None of the above. Unknown third option. Channel 4 offers the best line in obscure American sitcoms this side of the Volga. My amygdala ran the gamut of emotions from A to B. I was back as an impressionable kid again, recalling the glory days of Bullpen, Bakersfield PD, and their ilk. Oooh it was wonderful. If I wasn't severely dehydrated, I would have cried. I love them not for their soliloquising banter and kraazy scrapes and japes; I love them for their preconscious insights into the human condition. Get in. Get down. Boogie. I won't talk you through it; the time has come for you to spread your wings and fly like you've got wind. Like Lenny's Broadway musicals, they're all the same, in much the same way that every single one of us is identical, and any attempt we make at originality is dismissed by the critics as a poor gimmick to pull in the audiences. They're based on the comedy of the star, which means one of three things: i) The programme is the life of the comedian, with a sprinkling of humour on everyone else, but never too much. ii) The programme is based on that one wacky situation in his/her stand-up routine; the deaf priest who keeps shouting "Pardon?" during confessional, the unhealthy nurse who gives her patients a new disease each week through her lack of proper hygiene, or, in the best traditions of Byron and peers, the stand-up comedian who sells his soul to television. iii) The ensemble piece, set in a bar, hospital, school, anywhere with maybe ten people, all of whose personalities remarkably similar to the star.
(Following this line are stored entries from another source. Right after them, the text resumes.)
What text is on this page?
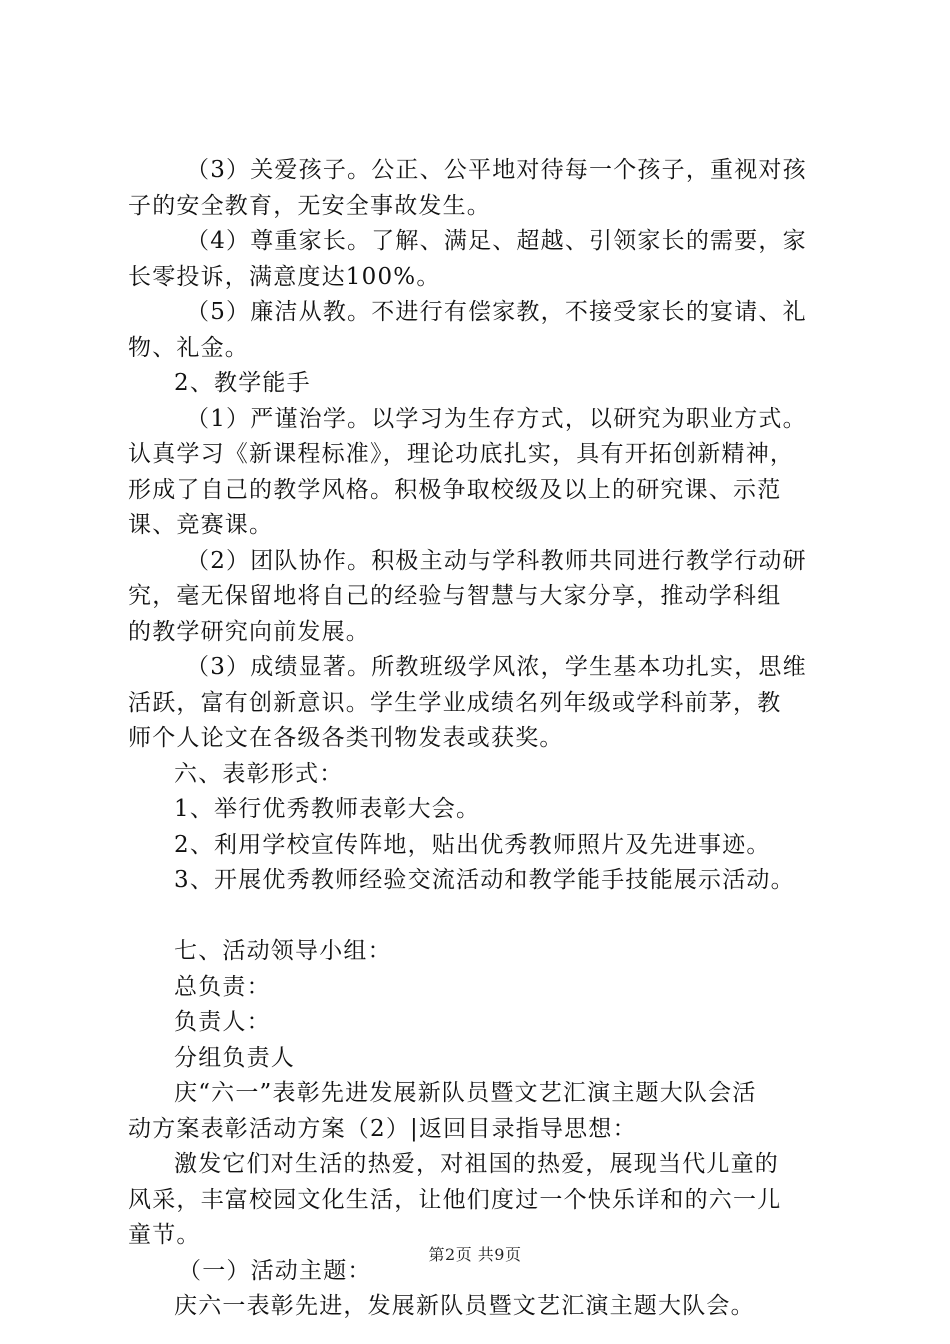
（3）关爱孩子。公正、公平地对待每一个孩子，重视对孩
子的安全教育，无安全事故发生。
（4）尊重家长。了解、满足、超越、引领家长的需要，家
长零投诉，满意度达100%。
（5）廉洁从教。不进行有偿家教，不接受家长的宴请、礼
物、礼金。
2、教学能手
（1）严谨治学。以学习为生存方式，以研究为职业方式。
认真学习《新课程标准》，理论功底扎实，具有开拓创新精神，
形成了自己的教学风格。积极争取校级及以上的研究课、示范
课、竞赛课。
（2）团队协作。积极主动与学科教师共同进行教学行动研
究，毫无保留地将自己的经验与智慧与大家分享，推动学科组
的教学研究向前发展。
（3）成绩显著。所教班级学风浓，学生基本功扎实，思维
活跃，富有创新意识。学生学业成绩名列年级或学科前茅，教
师个人论文在各级各类刊物发表或获奖。
六、表彰形式：
1、举行优秀教师表彰大会。
2、利用学校宣传阵地，贴出优秀教师照片及先进事迹。
3、开展优秀教师经验交流活动和教学能手技能展示活动。
七、活动领导小组：
总负责：
负责人：
分组负责人
庆“六一”表彰先进发展新队员暨文艺汇演主题大队会活
动方案表彰活动方案（2）|返回目录指导思想：
激发它们对生活的热爱，对祖国的热爱，展现当代儿童的
风采，丰富校园文化生活，让他们度过一个快乐详和的六一儿
童节。
（一）活动主题：
庆六一表彰先进，发展新队员暨文艺汇演主题大队会。
第2页 共9页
We're now firmly ensconced in late January in the year 25, the weather is unusually mild, and the current fad is for type i. Welcome to the world of funny guys in slightly outlandish jobs, and their two friends. Friend No. 1 is a woman (oooh, don't get many of those; out of 6 billion people, only 400,000 are women, 3 billion are men, and the final 2.6 billion are men playing tricks on Stephen Rea), yes yes, a platonic friend. Enter all sorts of options to attempt to insure a second series and the attached more money. Enter realising they love each other and want to rub their genitals together. Enter unrequited love in one of them (usually the star; cod emotions win awards). Enter homosexuality in one of them (usually not the star unless she's a woman; lesbians sell, sodomy doesn't), the strength of the platonism (I prefer platony, even though it doesn't exist) bringing momentary doubts and conversion ego trips. Or just enter staid laurel-resting, with a good buuuddy you can go drinking with, and just happens to have breasts. Friend 2 is fat, ugly, bald, or just plain weird. If it were a British comedy (it's oxygen, moron), Friend 2 would be Welsh. From time to time you crazy yanks will allow Friend 2 to be from the 52nd state, Canadia, or anywhere just like Cuba, as long as it isn't Cuba. Usually though, Friend 2 is a suicidal, sexless, impotent freak who just happens to be white. The stories don't matter; it's the interplay between these Proustian characters not seen since the likes of Proust that really makes these Proustian comedies really Proustian. Either that or I'm tiring of this motif, looking forward to tonight's teen comedies on BBC1, unaware of what Proustian actually means, and too lazy to look it up. Apparently I'm not too lazy, and apparently it means, and I quote: "adj. pertaining to Marcel Proust (1871-1922), French novelist, or to his novels or his style." I really needed to sleep over those last few sentences. Bon nuit, and happy cycling to one and all.